Mais en dépit du risque élevé, il a laissé au moins 1.300 immigrants en provenance des côtes de la banlieue de la ville d'Obock en Mars.

Prenez la beauté de Faradje, un Ethiopien à l'âge de 31 ans, les bateaux de contrebandiers bondés et ont quitté Obock dans plus de quatre mois.

Après avoir été débarqué Luhais loin de la plage - une petite ville yéménite, à environ 80 kilomètres au sud du port - la ville de Hodeida ont été atteints par des hommes armés locaux, ils détenus dans un endroit clos pendant des semaines.

Il a dit Faradje IRIN (IRIN) du marché est situé sur le côté de la route tout au long de la longue, dénoyautées près de la ville qui a subi un écrasement bombardé: «Ils [les hommes armés] nous obligent à communiquer avec nos familles en Éthiopie à envoyer de l'argent."

"Les quatre Ethiopiens ont été tués devant mes yeux."

En dépit de cela, il a survécu Faradje il a laissé sans le sou.

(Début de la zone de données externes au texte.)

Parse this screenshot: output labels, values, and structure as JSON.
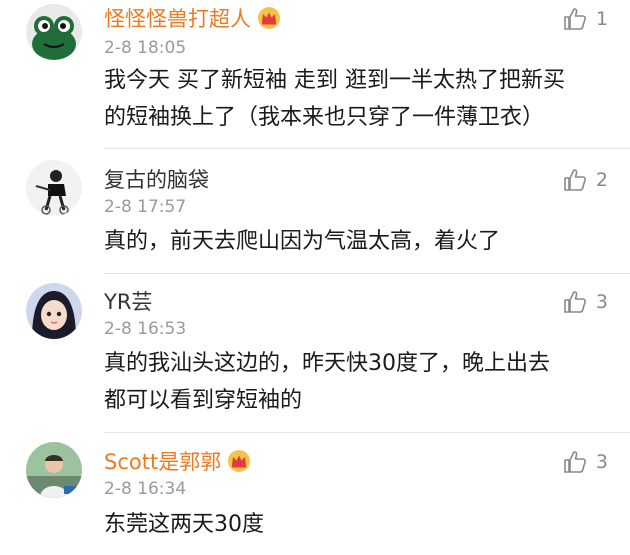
{
  "comments": [
    {
      "user": "怪怪怪兽打超人",
      "vip": true,
      "time": "2-8 18:05",
      "likes": "1",
      "lines": [
        "我今天 买了新短袖 走到 逛到一半太热了把新买",
        "的短袖换上了（我本来也只穿了一件薄卫衣）"
      ]
    },
    {
      "user": "复古的脑袋",
      "vip": false,
      "time": "2-8 17:57",
      "likes": "2",
      "lines": [
        "真的，前天去爬山因为气温太高，着火了"
      ]
    },
    {
      "user": "YR芸",
      "vip": false,
      "time": "2-8 16:53",
      "likes": "3",
      "lines": [
        "真的我汕头这边的，昨天快30度了，晚上出去",
        "都可以看到穿短袖的"
      ]
    },
    {
      "user": "Scott是郭郭",
      "vip": true,
      "time": "2-8 16:34",
      "likes": "3",
      "lines": [
        "东莞这两天30度"
      ]
    }
  ],
  "colors": {
    "vip_name": "#ee7a1f",
    "normal_name": "#333333",
    "time": "#9a9a9a",
    "divider": "#e6e6e6"
  },
  "icons": {
    "like": "thumbs-up-icon",
    "vip": "crown-badge-icon"
  }
}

Après sa libération, lui et neuf autres immigrants a marché pendant 10 jours pour atteindre à travers les étendues 350 kilomètres de la ville de Luhais. Et maintenant en direct sur la mendicité alimentaire sur le marché, et a dormi dans l'entrepôt est utilisé pendant la journée dans la vente de khat, un stimulant végétal la plupart des Yéménites mâcher.

Selon Ali Jafri, un agent de terrain avec l'Organisation internationale pour les migrations à Djibouti, généralement, il finit par les migrants qui survivent à l'enlèvement aux mains des passeurs en prison. Wa F-1, en disant: ". Jeté Houthis capturer tous les immigrants qui veulent aller en Arabie Saoudite"

Pris au piège dans une guerre étrangère

Ceux qui survivent après avoir traversé la mer et être en mesure d'échapper à la détention font leur chemin sur un long voyage à pied depuis l'étroite plaine côtière de Tihama à Hodeidah gouvernorat de réveiller dans le nord, à seulement 10 kilomètres de la traversée sans sommeil.

Mais le chaos au Yémen a fait près de la frontière réglementée par la stricte Arabie presque impossible, de sorte que la zone frontalière presque quotidiennement exposé à un barrage de frappes aériennes et d'artillerie. Houthis que la garde des points de contrôle sur la route de réveiller, ce qui empêche les immigrants de la circulation ou d'approcher de la frontière.